As if Google wasn’t already getting enough attention in the mass media, now that fascination with Google is expanding into college classrooms. Courses about Google are appearing with greater frequency in college curriculums. These courses are typically offered in the computer science area, and often focus on the technical aspects of Google. But some newer Google courses are focusing on the search engine’s impact on society or culture. One such course at Duke is doing just that. The course is called “Google: the Computer Science Within and Its Impact on Society“. The course is described as follows:

The Internet and World Wide Web have become repositories of the sum total of human knowledge, thoughts, intentions, and actions. Web search technology in general, and Google in particular, is the all-important tool we have today to extract actionable information from this vast mine of data. Millions of people use Google daily to satisfy their wants, needs, fears, and obsessions, which Google has transformed into an immensely successful and growing business. A not so obvious fact about Google is that its impressive array of services are based on basic concepts of Computer Science spanning information retrieval, databases, distributed systems, human computer interaction, artificial intelligence, and data mining. This course explores the science behind Google’s technology, the social and economic impacts of this technology, and the ethical issues (privacy and censorship) surrounding this technology.
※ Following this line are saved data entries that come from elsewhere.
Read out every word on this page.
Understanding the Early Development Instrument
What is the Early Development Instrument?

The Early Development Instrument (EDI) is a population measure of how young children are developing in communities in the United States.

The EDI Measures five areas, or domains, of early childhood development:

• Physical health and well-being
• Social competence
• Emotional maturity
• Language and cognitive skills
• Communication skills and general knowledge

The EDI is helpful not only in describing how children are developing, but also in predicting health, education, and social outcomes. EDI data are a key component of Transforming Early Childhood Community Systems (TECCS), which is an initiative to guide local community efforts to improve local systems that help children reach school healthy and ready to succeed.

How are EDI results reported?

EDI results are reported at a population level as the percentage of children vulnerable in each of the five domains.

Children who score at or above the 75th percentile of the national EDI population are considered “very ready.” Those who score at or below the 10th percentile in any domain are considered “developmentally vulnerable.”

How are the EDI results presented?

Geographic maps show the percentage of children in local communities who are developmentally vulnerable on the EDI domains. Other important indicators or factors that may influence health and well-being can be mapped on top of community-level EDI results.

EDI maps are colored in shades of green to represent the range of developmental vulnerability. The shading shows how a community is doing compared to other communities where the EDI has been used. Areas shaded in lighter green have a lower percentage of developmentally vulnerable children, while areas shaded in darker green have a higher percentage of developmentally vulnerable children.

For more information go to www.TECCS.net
It’s fine that faculty are developing courses that may assist students in better understanding how Google is changing our world. But a course like this seems to offer an opportunity to learn more about the library research environment as well, and where it fits into or is associated with the search engine universe. Some faculty who teach these Google courses may disagree. But for a faculty member to make a statement about the web as the “sum total of human knowledge”…well, that’s just wrong. It also sends a message to students that reinforces the myth that all the information they’ll need is available for free on the Internet. Creating a session in this course devoted to the library research environment would educate students about their information options, and provide awareness that the Internet doesn’t have the sum total of all knowledge. After all, in a course devoted to Google, doesn’t the library deserve some equal time.